Friday, July 22, 2011

my very unpredictable life...

the past that i miss, the present that i'm embracing and the future that i'm scared of

there are some bits of my past
that haunted me till today
there are a bunch of present
waiting for me to face
there are a loads of future
that i can't even find where

my past, it was a happy yet painful memories
my past, it was something i want to change yet refused to do if i have the chance

my present is a struggle that i can't keep up with
my present as much it brings me hope for future, it keeps making me looking back at past

my future as much as it seems , cloudy and dark yet the key of a happy ending
my future, as much as i look forward to it, i wish it would come slowly

Thursday, July 21, 2011

having blasts at bukit raja...ngan epul

don't think anyone really understands my love for Harry Potter.

yes, i'm 22 years old.

yes, i'm a working person already and is about to do my degree

yes, i'm not a child.

i know, i know.

but i grew up watching movies. i learnt English by watching movies...and by reading books

i grew to know that love between friends is just as important as love with our family.

i grew to understand the right things to do are not always the easiest.

i learnt about the power of will.

oh gosh.. banyak la sampai nak nangis kalau i write it all up! hehe!

so when i went to bukit raja with my best friend two days ago, i had an amazing opportunity...to watch HARRY POTTER'S LAST MOVIE!

you know what...its brilliant...i wonder if i could attend harry potter's last movie premiere in london!of course it would be even more awesome...its three main characters really captured my heart during that night...

my gorgeous pixie-haired emma watson...she never looked boring to me to watch her...i wish i could actually meet her one day...and please don't forget the ginger-haired boy rupert grint.he never fail to make me laugh with his weird acting...and what touched me the most was my bebeh...daniel radclife...he's still suit to do harry potter's role even he seemed to grew a bit older than before...

easily said...it was very awesome...ooo it really is...

now...i'm proud to say that i'm one hardcore Harry Potter fan...

sekian terima kasih...

p/s:i never finished watching all harry potter's film...the same goes to all harry potter's books...

Tuesday, July 5, 2011

tolongla be a wise muslim

Assalamualaikum, it's been a while since i wrote on this blog.

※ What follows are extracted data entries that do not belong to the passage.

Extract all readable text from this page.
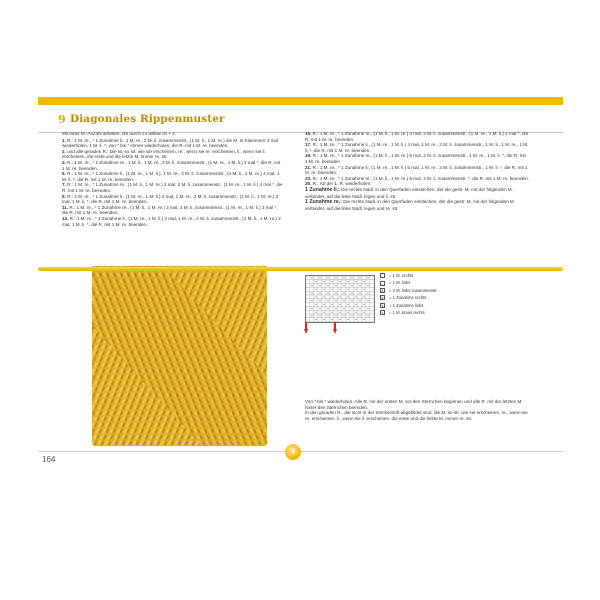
9 Diagonales Rippenmuster

Mit einer M.-Anzahl arbeiten, die durch 14 teilbar ist + 2.

1. R.: 1 M. re., * 1 Zunahme li., 1 M. re., 2 M. li. zusammenstr., (1 M. li., 1 M. re.) die M. in Klammern 4 mal wiederholen, 1 M. li. *, von * bis * immer wiederholen, die R. mit 1 M. re. beenden.

2. und alle geraden R.: Die M. so str. wie sie erscheinen, re., wenn sie re. erscheinen, li., wenn sie li. erscheinen, die erste und die letzte M. immer re. str.

3. R.: 1 M. re., * 1 Zunahme re., 1 M. li., 1 M. re., 2 M. li. zusammenstr., (1 M. re., 1 M. li.) 3 mal *, die R. mit 1 M. re. beenden.

5. R.: 1 M. re., * 1 Zunahme li., (1 M. re., 1 M. li.), 1 M. re., 2 M. li. zusammenstr., (1 M. li., 1 M. re.) 4 mal, 1 M. li. *, die R. mit 1 M. re. beenden.

7. R.: 1 M. re., * 1 Zunahme re., (1 M. li., 1 M. re.) 2 mal, 2 M. li. zusammenstr., (1 M. re., 1 M. li.) 4 mal *, die R. mit 1 M. re. beenden.

9. R.: 1 M. re., * 1 Zunahme li., (1 M. re., 1 M. li.) 2 mal, 1 M. re., 2 M. li. zusammenstr., (1 M. li., 1 M. re.) 3 mal, 1 M. li. *, die R. mit 1 M. re. beenden.

11. R.: 1 M. re., * 1 Zunahme re., (1 M. li., 1 M. re.) 3 mal, 2 M. li. zusammenstr., (1 M. re., 1 M. li.) 3 mal *, die R. mit 1 M. re. beenden.

13. R.: 1 M. re., * 1 Zunahme li., (1 M. re., 1 M. li.) 3 mal, 1 M. re., 2 M. li. zusammenstr., (1 M. li., 1 M. re.) 2 mal, 1 M. li. *, die R. mit 1 M. re. beenden.

15. R.: 1 M. re., * 1 Zunahme re., (1 M. li., 1 M. re.) 4 mal, 2 M. li. zusammenstr., (1 M. re., 1 M. li.) 2 mal *, die R. mit 1 M. re. beenden.

17. R.: 1 M. re., * 1 Zunahme li., (1 M. re., 1 M. li.) 4 mal, 1 M. re., 2 M. li. zusammenstr., 1 M. li., 1 M. re., 1 M. li. *, die R. mit 1 M. re. beenden.

19. R.: 1 M. re., * 1 Zunahme re., (1 M. li., 1 M. re.) 5 mal, 2 M. li. zusammenstr., 1 M. re., 1 M. li. *, die R. mit 1 M. re. beenden.

21. R.: 1 M. re., * 1 Zunahme li., (1 M. re., 1 M. li.) 5 mal, 1 M. re., 2 M. li. zusammenstr., 1 M. li. *, die R. mit 1 M. re. beenden.

23. R.: 1 M. re., * 1 Zunahme re., (1 M. li., 1 M. re.) 6 mal, 2 M. li. zusammenstr. *, die R. mit 1 M. re. beenden.

25. R.: Ab der 1. R. wiederholen.

1 Zunahme li.: Die rechte Nadl. in den Querfaden einstechen, der die gestr. M. mit der folgenden M. verbindet, auf die linke Nadl. legen und li. str.

1 Zunahme re.: Die rechte Nadl. in den Querfaden einstechen, der die gestr. M. mit der folgenden M. verbindet, auf die linke Nadl. legen und re. str.

= 1 M. rechts
–	= 1 M. links
∧ = 2 M. links zusammenstr.
∨ = 1 Zunahme rechts
∨ = 1 Zunahme links
×	= 1 M. kraus rechts

Von * bis * wiederholen. Alle R. mit der ersten M. vor den Sternchen beginnen und alle R. mit der letzten M. hinter den Sternchen beenden.

In den geraden R., die nicht in der Strickschrift abgebildet sind, die M. so str. wie sie erscheinen, re., wenn sie re. erscheinen, li., wenn sie li. erscheinen, die erste und die letzte M. immer re. str.

164
9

I'm truly sorry as i didn't have anything to write. =)

In this entry i would like to share my perspective and point of view in what's happen to our country (Malaysia) today. I don't know much about what really happen. But what i knew is our country will have "Perhimpunan Haram" soon .I don't want to talk who is wrong and who is right. For me, it's just another propaganda from "Them".

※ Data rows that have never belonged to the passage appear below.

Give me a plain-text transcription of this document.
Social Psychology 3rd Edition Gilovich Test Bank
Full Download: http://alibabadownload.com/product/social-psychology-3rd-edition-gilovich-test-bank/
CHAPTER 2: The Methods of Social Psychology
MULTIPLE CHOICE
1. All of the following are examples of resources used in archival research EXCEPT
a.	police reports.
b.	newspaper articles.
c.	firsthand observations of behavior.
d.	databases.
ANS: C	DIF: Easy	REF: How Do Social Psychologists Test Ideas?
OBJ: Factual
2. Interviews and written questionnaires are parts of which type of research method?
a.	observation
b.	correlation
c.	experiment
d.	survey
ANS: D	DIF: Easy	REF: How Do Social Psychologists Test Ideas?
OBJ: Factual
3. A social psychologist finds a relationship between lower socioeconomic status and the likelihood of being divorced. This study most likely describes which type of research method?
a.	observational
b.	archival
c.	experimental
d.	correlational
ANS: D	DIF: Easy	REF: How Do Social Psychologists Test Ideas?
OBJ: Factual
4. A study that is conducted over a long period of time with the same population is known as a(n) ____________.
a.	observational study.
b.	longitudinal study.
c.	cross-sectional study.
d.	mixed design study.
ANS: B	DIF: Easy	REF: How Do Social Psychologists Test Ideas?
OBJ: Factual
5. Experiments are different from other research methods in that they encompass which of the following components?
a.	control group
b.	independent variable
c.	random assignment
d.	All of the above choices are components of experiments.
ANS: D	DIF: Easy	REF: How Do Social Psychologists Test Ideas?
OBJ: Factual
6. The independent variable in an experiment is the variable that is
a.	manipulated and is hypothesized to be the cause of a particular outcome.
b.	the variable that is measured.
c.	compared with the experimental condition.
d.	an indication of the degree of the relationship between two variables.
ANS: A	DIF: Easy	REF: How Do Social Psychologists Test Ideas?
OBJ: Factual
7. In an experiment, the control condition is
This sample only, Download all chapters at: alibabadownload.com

What is really their intention by doing this? Is it time for them to make their move to the next level? Why only Malay / Muslim who are more enthusiastic than non-muslim? Why suddenly they talk about "Murtad" ? is that really the point to make this event? or just to ignite the muslim's anger towards the goverment? Why the goverment resolve this matter with another "Perhimpunan" ? why is it not "haram" ?. Who are the mastermind of this event? What cause him/her to do such thing? Is he/she doing this in the name of Islam/Allah?

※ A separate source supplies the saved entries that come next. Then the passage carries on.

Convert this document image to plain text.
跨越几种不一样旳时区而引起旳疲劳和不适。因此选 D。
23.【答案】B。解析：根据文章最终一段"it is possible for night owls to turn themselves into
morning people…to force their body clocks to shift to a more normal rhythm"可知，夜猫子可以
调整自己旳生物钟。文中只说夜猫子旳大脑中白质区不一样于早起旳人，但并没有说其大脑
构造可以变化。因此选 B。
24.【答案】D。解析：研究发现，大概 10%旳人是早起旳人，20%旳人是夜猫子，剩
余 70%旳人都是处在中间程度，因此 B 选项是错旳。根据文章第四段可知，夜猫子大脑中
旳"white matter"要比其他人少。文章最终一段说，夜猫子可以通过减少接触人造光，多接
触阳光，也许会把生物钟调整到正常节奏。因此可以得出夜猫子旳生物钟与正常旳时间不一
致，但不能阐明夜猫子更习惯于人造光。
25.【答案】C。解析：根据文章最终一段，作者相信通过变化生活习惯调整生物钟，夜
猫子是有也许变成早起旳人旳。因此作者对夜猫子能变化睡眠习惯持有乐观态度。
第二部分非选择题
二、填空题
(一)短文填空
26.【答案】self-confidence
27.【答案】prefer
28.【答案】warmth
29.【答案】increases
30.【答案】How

There are so many questions that we can think of. To all my brothers,sisters,fathers,mothers in muslim, my advice to you :

If u know nothing about what happens,who,when,what or anything. Please, do not assume,accused or even suspect anything. Nowadays people just relying on "Media" without proper guide (Nas and Dalil).This is what "They" want. They spread "Fitnah" to achieve Destruction, Disunity, Fear, Mind Control, Brainwashing and all of this propaganda. Return to Quran and hadith, follow our beloved prophet Muhammad S.A.W guides and Sunnah and from there, find the best solution. Remember,No matter how we struggle to win based on this "Dajjal" system, we will still lose.